Secondly, it needs compassion – the ability to enter the lives of others and see the world from their perspective. This is critical in the complex organisations of the 21st century where leaders can often become disconnected from the people who work for them, leading to a downward spiral where employees lose sense of the larger purpose. If we take away one thing from the development of our brains, and we should, given that ontogeny and phylogeny recapitulate each other, an observation initially made by 19th century German biologist and philosopher Ernst Haeckel, we would realise that connections thrive on compassion. The better leaders are able to nurture relationships, through small actions that build trust, leading to loyalty and employee retention.
And lastly, it requires faith – a certain trust in the sense of direction of the organisation and the ability to dance with it. In a VUCA world, where volatility, uncertainty, complexity and ambiguity are the norm, faith allows a leader to “sense and respond” so that they can adapt to challenges and opportunities with agility, while staying aligned with a larger purpose. This does not always come easily, nor naturally. Leaders have certain expectations placed on them that urge them to predict and control. However, sitting with the discomfort and vulnerability of not knowing, with faith in the emerging properties of the interaction of heterogeneous agents may be just what our leaders need.

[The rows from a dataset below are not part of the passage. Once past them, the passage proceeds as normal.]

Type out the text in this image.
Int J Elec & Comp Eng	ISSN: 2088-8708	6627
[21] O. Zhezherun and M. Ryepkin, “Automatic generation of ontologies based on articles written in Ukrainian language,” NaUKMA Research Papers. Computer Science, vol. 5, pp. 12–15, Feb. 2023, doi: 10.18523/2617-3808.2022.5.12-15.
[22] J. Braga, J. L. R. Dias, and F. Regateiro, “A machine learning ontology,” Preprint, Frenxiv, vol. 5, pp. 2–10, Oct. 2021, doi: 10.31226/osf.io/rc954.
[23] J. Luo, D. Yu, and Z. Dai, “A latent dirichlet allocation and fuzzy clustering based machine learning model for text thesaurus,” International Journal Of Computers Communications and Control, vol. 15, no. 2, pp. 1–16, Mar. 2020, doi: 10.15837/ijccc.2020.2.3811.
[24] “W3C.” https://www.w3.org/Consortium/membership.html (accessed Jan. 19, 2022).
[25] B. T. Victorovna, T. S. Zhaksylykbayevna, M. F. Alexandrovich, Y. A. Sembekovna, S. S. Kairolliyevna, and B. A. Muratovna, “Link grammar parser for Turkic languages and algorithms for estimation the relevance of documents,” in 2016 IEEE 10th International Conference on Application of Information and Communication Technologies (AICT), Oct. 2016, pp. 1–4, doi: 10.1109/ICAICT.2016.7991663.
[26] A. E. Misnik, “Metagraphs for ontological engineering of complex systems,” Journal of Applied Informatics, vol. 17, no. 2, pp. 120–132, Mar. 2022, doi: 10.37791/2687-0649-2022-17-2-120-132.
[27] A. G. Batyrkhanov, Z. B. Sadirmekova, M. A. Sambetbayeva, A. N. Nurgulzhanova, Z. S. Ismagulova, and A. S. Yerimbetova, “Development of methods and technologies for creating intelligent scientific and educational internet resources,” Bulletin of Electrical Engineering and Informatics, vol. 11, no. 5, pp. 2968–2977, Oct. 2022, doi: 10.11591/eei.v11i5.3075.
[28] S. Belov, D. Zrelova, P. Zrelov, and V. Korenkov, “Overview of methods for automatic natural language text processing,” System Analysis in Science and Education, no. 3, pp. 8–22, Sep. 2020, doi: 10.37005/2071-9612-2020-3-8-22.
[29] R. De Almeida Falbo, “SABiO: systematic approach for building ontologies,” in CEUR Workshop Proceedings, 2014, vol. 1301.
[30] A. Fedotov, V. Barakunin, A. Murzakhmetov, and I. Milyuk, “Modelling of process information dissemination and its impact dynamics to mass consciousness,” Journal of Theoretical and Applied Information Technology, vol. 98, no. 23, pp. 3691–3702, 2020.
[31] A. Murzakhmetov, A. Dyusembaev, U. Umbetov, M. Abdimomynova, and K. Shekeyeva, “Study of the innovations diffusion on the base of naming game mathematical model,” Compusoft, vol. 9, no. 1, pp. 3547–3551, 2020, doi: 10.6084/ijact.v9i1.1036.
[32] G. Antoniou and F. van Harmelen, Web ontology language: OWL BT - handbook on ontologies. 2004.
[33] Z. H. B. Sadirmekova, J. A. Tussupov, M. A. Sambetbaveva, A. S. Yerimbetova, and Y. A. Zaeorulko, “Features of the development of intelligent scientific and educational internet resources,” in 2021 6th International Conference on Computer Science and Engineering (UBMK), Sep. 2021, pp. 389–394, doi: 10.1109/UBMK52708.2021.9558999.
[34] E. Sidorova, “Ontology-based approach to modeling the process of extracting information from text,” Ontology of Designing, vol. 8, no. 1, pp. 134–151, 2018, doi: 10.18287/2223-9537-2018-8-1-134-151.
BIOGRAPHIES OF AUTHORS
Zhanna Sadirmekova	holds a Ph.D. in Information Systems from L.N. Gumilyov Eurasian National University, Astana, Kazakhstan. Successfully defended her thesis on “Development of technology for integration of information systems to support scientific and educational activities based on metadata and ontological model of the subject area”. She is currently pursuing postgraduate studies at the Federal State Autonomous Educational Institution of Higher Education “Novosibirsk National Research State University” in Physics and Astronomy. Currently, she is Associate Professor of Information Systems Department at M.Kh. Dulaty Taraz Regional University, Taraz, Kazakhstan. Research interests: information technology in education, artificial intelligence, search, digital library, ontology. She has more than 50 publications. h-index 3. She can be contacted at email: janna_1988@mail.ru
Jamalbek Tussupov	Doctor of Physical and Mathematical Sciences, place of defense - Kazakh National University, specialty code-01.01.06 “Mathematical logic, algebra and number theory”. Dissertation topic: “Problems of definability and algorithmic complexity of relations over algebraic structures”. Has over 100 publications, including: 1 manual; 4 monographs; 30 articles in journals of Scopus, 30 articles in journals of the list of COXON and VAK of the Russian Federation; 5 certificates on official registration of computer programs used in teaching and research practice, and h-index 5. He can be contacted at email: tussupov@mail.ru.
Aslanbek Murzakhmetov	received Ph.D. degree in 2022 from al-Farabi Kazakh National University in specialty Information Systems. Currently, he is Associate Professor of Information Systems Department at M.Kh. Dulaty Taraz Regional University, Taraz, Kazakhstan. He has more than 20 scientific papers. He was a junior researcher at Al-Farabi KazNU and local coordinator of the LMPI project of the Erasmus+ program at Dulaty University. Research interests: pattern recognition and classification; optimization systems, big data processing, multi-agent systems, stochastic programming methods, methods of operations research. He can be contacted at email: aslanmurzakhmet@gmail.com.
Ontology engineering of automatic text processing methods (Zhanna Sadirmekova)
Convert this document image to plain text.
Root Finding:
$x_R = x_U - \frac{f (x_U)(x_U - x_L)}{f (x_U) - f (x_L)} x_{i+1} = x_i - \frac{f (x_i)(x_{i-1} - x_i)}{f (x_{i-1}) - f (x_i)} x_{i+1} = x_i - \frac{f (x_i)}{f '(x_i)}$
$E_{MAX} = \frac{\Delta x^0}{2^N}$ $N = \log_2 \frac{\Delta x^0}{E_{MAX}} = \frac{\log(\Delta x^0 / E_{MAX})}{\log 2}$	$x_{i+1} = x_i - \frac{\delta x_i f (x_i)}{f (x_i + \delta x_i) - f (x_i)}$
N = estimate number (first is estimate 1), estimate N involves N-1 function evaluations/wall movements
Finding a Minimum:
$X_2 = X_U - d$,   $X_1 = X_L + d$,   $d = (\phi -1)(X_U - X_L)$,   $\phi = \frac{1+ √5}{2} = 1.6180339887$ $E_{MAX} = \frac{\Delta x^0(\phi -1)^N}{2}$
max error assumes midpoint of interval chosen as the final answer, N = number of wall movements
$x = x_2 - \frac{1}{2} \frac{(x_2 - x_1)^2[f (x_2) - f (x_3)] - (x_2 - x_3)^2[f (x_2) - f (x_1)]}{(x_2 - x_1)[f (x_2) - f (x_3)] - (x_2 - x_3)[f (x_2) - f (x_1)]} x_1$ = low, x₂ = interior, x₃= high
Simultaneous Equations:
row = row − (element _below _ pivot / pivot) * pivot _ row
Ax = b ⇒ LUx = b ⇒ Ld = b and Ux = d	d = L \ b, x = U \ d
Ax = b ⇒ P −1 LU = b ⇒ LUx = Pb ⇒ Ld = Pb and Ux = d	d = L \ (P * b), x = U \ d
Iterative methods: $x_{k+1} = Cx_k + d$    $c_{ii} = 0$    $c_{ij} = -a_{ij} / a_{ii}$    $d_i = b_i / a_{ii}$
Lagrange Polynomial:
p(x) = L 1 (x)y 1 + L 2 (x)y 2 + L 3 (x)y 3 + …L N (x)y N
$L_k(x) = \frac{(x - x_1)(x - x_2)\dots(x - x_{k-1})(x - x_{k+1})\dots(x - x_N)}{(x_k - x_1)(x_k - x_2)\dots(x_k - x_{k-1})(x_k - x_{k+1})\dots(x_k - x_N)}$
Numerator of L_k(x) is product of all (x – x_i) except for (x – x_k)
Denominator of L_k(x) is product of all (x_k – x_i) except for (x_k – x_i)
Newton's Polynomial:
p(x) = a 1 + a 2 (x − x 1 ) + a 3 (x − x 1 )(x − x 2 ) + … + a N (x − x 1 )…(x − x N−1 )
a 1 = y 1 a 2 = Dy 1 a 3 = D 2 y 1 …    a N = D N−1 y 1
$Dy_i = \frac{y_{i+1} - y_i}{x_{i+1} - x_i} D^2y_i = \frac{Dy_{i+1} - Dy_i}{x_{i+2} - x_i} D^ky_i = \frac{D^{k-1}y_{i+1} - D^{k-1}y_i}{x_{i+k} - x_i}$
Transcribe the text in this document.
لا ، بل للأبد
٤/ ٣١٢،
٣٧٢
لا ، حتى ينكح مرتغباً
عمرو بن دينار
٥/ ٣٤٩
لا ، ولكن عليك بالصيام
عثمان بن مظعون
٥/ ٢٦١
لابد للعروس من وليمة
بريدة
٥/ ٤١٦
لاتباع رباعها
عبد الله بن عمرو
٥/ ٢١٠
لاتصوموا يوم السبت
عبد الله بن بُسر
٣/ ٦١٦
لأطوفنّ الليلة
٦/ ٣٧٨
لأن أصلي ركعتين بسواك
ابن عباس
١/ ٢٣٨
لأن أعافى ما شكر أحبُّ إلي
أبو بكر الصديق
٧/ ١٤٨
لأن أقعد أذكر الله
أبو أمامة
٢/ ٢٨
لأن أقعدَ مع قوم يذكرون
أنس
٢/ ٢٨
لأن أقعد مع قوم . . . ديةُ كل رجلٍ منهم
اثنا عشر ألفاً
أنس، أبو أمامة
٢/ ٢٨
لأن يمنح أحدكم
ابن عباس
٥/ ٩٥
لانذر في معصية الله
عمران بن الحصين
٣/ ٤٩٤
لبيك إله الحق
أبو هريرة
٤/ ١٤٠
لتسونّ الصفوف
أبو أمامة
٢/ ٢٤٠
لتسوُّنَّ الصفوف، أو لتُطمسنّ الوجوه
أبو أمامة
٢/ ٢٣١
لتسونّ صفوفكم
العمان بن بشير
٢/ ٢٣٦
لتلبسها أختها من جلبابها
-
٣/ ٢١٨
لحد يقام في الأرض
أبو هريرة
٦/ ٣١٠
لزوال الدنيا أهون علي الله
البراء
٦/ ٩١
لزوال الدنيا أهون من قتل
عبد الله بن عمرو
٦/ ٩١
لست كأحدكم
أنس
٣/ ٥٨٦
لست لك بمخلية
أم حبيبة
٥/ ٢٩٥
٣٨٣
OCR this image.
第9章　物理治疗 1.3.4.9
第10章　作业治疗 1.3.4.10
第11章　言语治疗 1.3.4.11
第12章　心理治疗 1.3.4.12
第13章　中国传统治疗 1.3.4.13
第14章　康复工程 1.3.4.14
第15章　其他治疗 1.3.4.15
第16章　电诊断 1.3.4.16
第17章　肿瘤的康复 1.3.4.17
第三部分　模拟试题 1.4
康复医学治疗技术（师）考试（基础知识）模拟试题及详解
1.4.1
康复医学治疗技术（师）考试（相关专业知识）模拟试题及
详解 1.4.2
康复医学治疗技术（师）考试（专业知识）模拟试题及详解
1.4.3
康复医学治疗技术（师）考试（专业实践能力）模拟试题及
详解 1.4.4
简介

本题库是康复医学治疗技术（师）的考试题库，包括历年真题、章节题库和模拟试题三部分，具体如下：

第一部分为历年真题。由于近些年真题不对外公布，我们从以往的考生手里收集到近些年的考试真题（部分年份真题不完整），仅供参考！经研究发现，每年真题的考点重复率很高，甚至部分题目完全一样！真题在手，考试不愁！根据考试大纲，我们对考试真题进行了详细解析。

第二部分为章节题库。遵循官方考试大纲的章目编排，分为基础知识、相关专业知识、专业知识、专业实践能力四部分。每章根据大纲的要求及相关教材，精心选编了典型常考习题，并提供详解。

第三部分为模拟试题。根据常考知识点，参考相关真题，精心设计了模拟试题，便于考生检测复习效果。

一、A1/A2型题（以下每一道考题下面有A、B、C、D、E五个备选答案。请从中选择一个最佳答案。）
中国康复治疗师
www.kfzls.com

Our world needs more leaders, urgently. Not the ones who explain cause and effect through biased assumptions and tribal emotions. Nor the ones whose autonomous pride keeps them bound to a “predict and control” style of management that creates fissures at every level. We need leaders who can hold on to multiple systems of conceptualising the world and can move away from “either-or” thinking to one that is more “both-and”.
Robert Kegan, developmental psychologist and professor at Harvard, says that this ability lies in what he calls the Self-Transforming Mind. By his estimates, only about 1 per cent of the adult population is at this level of development. This may seem like bad news for organisations looking for leaders of today and for tomorrow. The good news is that the strengths needed to self-transform are buildable. Humility, compassion and faith are distinct qualities that can be nurtured, so that leaders can show up as orchestra conductors who are able to appreciate and harness the brilliance of their team.
The whole is indeed greater than the sum of its parts.